More Inconsistent Patterns

As covered in the past couple of weeks, polling around the country is consistently showing former President Donald Trump leading in a state with a Senate race, yet the Democratic candidate is simultaneously ahead.

Other new data complicates the political situation even further. The aforementioned situation is occurring in Arizona, Nevada, Pennsylvania, and Wisconsin. The fall-off pattern is also present in Montana and Texas, but the Trump lead is so large in those states that the Republican Senate candidate is still positioned to win even though lagging behind the Trump performance. In the Michigan open race, though the likely Republican nominee, former Congressman Mike Rogers*, slightly trails Democratic Rep. Elissa Slotkin (D-Lansing), the presumed Democratic Senate nominee, his standing is close to Mr. Trump’s number.
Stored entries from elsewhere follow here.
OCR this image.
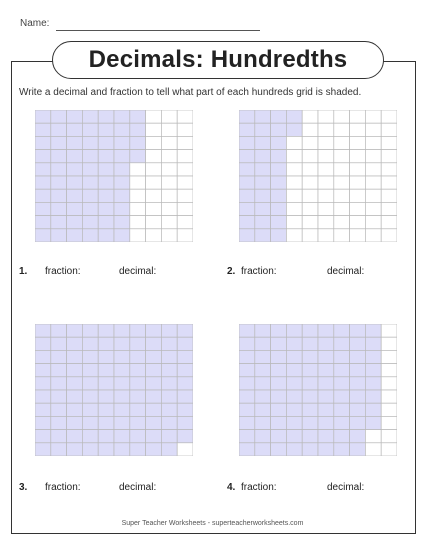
Name:
Decimals: Hundredths
Write a decimal and fraction to tell what part of each hundreds grid is shaded.
1. fraction:	decimal:	2. fraction:	decimal:
3. fraction:	decimal:	4. fraction:	decimal:
Super Teacher Worksheets - superteacherworksheets.com
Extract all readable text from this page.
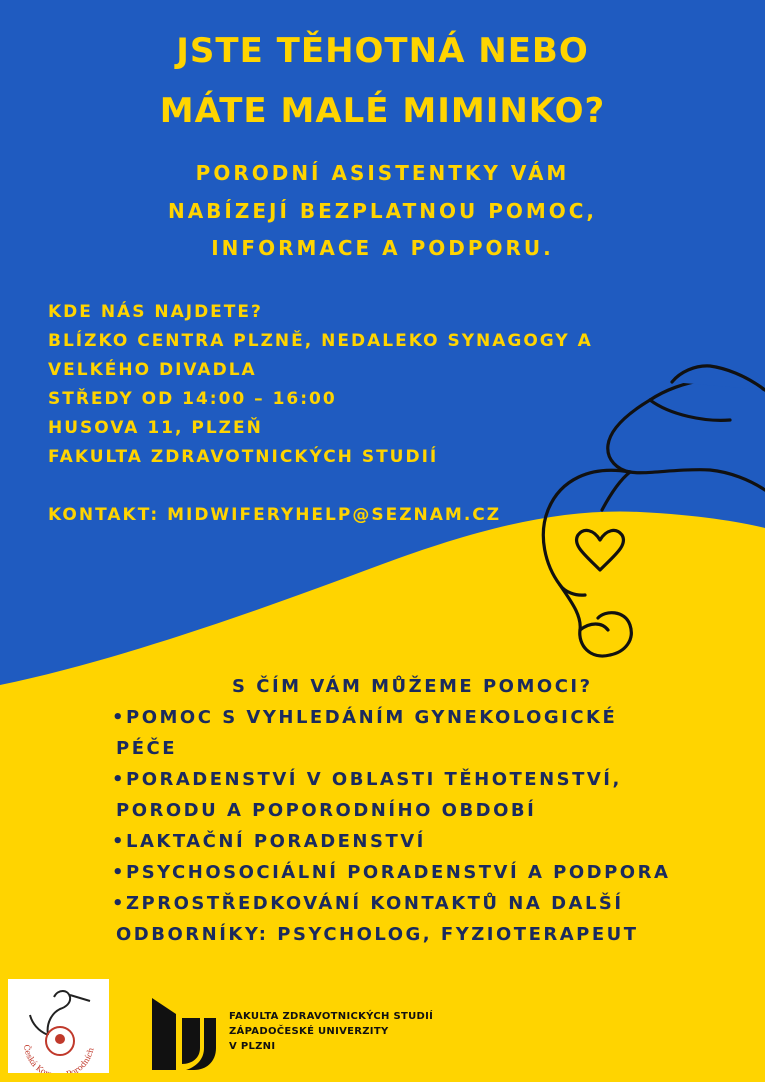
JSTE TĚHOTNÁ NEBO
MÁTE MALÉ MIMINKO?
PORODNÍ ASISTENTKY VÁM
NABÍZEJÍ BEZPLATNOU POMOC,
INFORMACE A PODPORU.
KDE NÁS NAJDETE?
BLÍZKO CENTRA PLZNĚ, NEDALEKO SYNAGOGY A
VELKÉHO DIVADLA
STŘEDY OD 14:00 – 16:00
HUSOVA 11, PLZEŇ
FAKULTA ZDRAVOTNICKÝCH STUDIÍ
KONTAKT: MIDWIFERYHELP@SEZNAM.CZ
S ČÍM VÁM MŮŽEME POMOCI?
•POMOC S VYHLEDÁNÍM GYNEKOLOGICKÉ
PÉČE
•PORADENSTVÍ V OBLASTI TĚHOTENSTVÍ,
PORODU A POPORODNÍHO OBDOBÍ
•LAKTAČNÍ PORADENSTVÍ
•PSYCHOSOCIÁLNÍ PORADENSTVÍ A PODPORA
•ZPROSTŘEDKOVÁNÍ KONTAKTŮ NA DALŠÍ
ODBORNÍKY: PSYCHOLOG, FYZIOTERAPEUT
Česká Ko orodních
FAKULTA ZDRAVOTNICKÝCH STUDIÍ
ZÁPADOČESKÉ UNIVERZITY
V PLZNI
Yesterday, several pollsters released their generic vote numbers, meaning the responses given to questions that probe the party label as opposed to an individual candidate’s name. 

According to a CNN report, their own poll, the Wall Street Journal, and Monmouth University are all showing national generic responses that favor the Republicans, by 2 (CNN) and 3 (WSJ and Monmouth) percentage points. The July 1-2 Cygnal poll sees the national Republican edge at 4 percentage points. Emerson College, in their July 7-8 national survey, projects the Democrats slipping past the GOP by one percentage point. Typically, the Democrats universally lead on this question. Yet, while most of the recent generic results are consistent with Trump’s standing nationally and in most states, the Senate candidates continue to lag.

Again, we see this familiar pattern present in the most recent Wisconsin survey. A Republican polling firm and a Democratic survey research operation again combined efforts to conduct a Badger State poll for the AARP organization (Fabrizio Ward & Impact Research; 6/28-7/2; 1,052 WI likely voters; live interview & text). They found former President Donald Trump leading President Biden by a 44-38% margin. When moving to the Senate race, however, it is the Democratic candidate, incumbent Sen. Tammy Baldwin, who leads by a similar margin from the same sampling universe, 50-45%.

This pattern of Trump running well ahead of the Republican Senate candidate, while the latter also generally falls behind the most recent generic results, is a GOP problem. The explanation could be as simple as voters being more familiar with the incumbent Democrat, or potentially the participants are deliberately splitting their ticket to, in their minds, prevent Mr. Trump from having too much power. 

Earlier, most of the Republican Senate message ads – and those from outside conservative Super PACs – attempted to tie the Democratic opponent, particularly if they are incumbents, directly to President Biden. This approach, which was not particularly successful for them in the 2022 midterm elections, does not appear to be hitting home to the degree that the GOP strategists need in order to develop a definitive Senate majority. 

Recently, the approach may be changing. Instead of tying the Democratic incumbent to their full support of President Joe Biden, the ad messages are now laying the blame for high prices, the border, and the tense situations overseas directly on the Senator and doesn’t make his or her Biden association the key message driver. We will see if their Senate numbers improve once this approach further develops.

With a virtually assured conversion win in West Virginia, the Republican worst case scenario is a 50-50 Senate deadlock. Should Tim Sheehy successfully unseat Sen. Jon Tester (D-MT) by taking advantage of an overwhelming GOP turnout in Big Sky country, the Republicans would secure an outright majority irrespective of how the presidential campaign ends. To better protect such a majority in future elections, the GOP would need to win at least two more seats this year.

For Republicans to maximize their opportunities on a promising national Senate map, they must secure multiple conversion seats in order to protect themselves against favorable Democratic maps in the 2026 and 2028 election cycles. To achieve such a goal, the new message themes need to begin showing definitive results.